Para punggawa lembaga antirasuah tersebut kemudian ditemui oleh KSP Jenderal TNI (Purn) Dudung Abdurachman. Pertemuan itu, salah satunya untuk membahas penguatan strategi pencegahan korupsi serta pengawasan program-program prioritas Presiden Prabowo Subianto.
“Jadi, saya kedatangan dari pimpinan KPK, Wakil Ketuanya, Pak Agus. Kaitannya membahas tentang Perpres ya, Perpres 54 Tahun 2018 tentang Strategi Nasional Pencegahan Korupsi,” ungkap Dudung usai pertemuan kepada awak media di kantornya, Jakarta Pusat, Selasa (5/5/2026).
Lebih lanjut, dijabarkan Dudung, pertemuan tersebut juga membahas pengawasan terhadap sejumlah program prioritas Presiden Prabowo. Salah satunya, program Makan Bergizi Gratis (MBG). Dudung mengaku ingin mencegah terjadinya praktik korupsi pada program MBG.

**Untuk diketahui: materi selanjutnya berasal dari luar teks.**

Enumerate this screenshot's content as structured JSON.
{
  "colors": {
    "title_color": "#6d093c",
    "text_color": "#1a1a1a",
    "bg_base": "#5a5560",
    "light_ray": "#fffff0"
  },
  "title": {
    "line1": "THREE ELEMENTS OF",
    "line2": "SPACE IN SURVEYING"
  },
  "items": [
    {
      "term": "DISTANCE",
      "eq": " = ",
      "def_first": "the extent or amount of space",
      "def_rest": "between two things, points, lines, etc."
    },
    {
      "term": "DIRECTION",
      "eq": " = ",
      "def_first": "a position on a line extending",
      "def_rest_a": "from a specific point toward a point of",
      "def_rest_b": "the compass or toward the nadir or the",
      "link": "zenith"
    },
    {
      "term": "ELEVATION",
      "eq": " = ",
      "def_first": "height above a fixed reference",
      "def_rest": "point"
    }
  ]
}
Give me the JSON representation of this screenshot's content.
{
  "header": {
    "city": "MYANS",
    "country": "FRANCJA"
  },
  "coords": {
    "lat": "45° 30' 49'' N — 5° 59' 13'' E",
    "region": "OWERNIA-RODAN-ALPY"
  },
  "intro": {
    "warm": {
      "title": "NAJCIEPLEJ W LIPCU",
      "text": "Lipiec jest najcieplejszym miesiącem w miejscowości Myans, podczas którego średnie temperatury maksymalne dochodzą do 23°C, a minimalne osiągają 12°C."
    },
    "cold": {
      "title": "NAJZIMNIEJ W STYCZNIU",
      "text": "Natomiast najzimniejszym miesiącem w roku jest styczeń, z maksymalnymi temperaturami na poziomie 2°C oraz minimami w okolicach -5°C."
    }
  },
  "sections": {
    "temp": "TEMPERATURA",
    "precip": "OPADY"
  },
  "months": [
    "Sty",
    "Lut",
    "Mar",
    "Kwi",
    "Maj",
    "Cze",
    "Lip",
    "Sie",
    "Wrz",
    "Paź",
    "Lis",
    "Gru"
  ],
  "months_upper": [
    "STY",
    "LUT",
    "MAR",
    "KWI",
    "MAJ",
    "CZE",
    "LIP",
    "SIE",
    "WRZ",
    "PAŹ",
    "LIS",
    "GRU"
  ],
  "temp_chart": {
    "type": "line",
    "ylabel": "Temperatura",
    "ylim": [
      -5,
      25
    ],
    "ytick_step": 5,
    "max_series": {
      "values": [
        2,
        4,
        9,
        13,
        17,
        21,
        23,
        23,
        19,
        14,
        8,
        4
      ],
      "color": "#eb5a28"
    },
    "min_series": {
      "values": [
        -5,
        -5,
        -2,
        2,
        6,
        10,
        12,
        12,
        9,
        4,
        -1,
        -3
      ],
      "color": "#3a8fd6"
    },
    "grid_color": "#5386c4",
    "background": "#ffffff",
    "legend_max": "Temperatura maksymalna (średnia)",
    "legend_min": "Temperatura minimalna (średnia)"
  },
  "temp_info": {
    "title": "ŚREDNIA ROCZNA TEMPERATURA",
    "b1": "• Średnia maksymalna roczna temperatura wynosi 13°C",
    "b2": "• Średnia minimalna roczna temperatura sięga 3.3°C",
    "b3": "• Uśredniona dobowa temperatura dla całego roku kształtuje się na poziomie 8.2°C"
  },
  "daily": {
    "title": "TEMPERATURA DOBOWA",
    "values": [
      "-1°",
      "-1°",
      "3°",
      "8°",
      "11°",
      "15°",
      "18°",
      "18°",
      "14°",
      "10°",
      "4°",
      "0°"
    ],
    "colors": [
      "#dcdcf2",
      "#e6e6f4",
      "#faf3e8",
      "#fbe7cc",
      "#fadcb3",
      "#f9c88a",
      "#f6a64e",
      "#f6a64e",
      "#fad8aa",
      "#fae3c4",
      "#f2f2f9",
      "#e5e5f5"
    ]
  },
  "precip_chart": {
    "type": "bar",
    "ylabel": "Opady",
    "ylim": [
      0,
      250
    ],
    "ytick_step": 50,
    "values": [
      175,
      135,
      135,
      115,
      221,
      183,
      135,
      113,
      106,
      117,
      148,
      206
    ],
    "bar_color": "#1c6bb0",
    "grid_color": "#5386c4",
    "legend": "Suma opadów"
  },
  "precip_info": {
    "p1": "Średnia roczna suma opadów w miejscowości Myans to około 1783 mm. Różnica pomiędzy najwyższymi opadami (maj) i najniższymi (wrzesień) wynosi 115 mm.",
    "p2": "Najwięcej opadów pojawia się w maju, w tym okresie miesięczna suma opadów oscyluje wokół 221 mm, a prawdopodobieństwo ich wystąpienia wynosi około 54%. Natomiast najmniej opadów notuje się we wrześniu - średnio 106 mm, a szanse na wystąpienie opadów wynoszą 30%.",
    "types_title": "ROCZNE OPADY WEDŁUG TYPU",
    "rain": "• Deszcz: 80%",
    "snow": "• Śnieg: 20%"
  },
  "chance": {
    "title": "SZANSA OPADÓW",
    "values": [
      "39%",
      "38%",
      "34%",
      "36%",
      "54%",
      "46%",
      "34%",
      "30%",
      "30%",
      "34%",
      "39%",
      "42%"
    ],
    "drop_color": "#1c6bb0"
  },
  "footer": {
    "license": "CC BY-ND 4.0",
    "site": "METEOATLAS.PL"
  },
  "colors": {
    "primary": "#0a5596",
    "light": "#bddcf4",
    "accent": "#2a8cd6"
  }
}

“Ini kita seriusi, beliau kebetulan dari tim pencegahan lah ya. Artinya bahwa yang sekarang kita sedang booming ini masalah MBG,” ujar Dudung.
“Tadi saya diskusi banyak hal-hal yang terjadi ketimpangan-ketimpangan dan nanti akan saya sidak. Tentunya ini dengan beberapa tim dari kementerian dan kalau misalnya kita ketahui dan betul-betul terbukti, saya tidak akan segan-segan untuk expose secara langsung,” sambunya.
Mantan KSAD tersebut mengatakan bahwa dirinya mendapatkan informasi tentang indikasi praktik jual beli titik dapur MBG atau Satuan Pelayanan Pemenuhan Gizi (SPPG).
“Ya salah satunya saya dapat informasi tentang ada jual-beli titik. Ya itu ada itu, salah satunya ya. Nanti akan saya lihat itu jual-beli titik, kemudian sistem SPPG. Titik dapur ya,” ungkap Dudung
Dudung memastikan jika ada temuan indikasi korupsi akan langsung disampaikan kepada Presiden Prabowo. “Biasanya per satu tahun itu dua kali kita lapor ke Presiden. Saya yakin dengan beliau, Bapak Presiden, begitu semangatnya membasmi korupsi, maling-maling, saya yakin beliau akan concern dengan hal-hal seperti ini,” pungkasnya.
“Mungkin tidak satu tahun dua kali, bahkan setiap saat pun juga pasti akan… dan saya akan laporkan hal-hal yang memang sangat krusial, karena ini uang rakyat ya, rakyat harus tahu,” tegasnya.
Dudung kembali memastikan bahwa akan menyampaikan secara langsung ke masyarakat jika ada temuan di lapangan khususnya dalam penyelenggaraan program prioritas Presiden Prabowo. “Banyak saya dapat laporan-laporan, tetapi saya kalau belum terjun di lapangan saya tidak mau akan menyampaikan apa temuannya. Nanti tunggu nanti saya akan secepatnya saya ke lapangan.”
Sementara itu, Wakil Ketua KPK Agus Joko Pramono mengatakan bahwa pihaknya fokus pada sisi pencegahan melalui perbaikan tata kelola (governance). KPK telah memberikan sejumlah rekomendasi kepada Badan Gizi Nasional (BGN) terkait sistem yang perlu diperbaiki.
“Ya kita dalam posisi ini pencegahan ya. Banyak hal-hal yang bisa dipertajam dari governance-nya kita coba tinjau, kita coba awasi, dan kemudian sistem-sistem yang selama ini kurang berjalan kita sudah berikan masukan. Rekomendasi sudah diberikan kepada Kepala BGN. Tadi, dan kita menunggu tindak lanjutnya,” paparnya.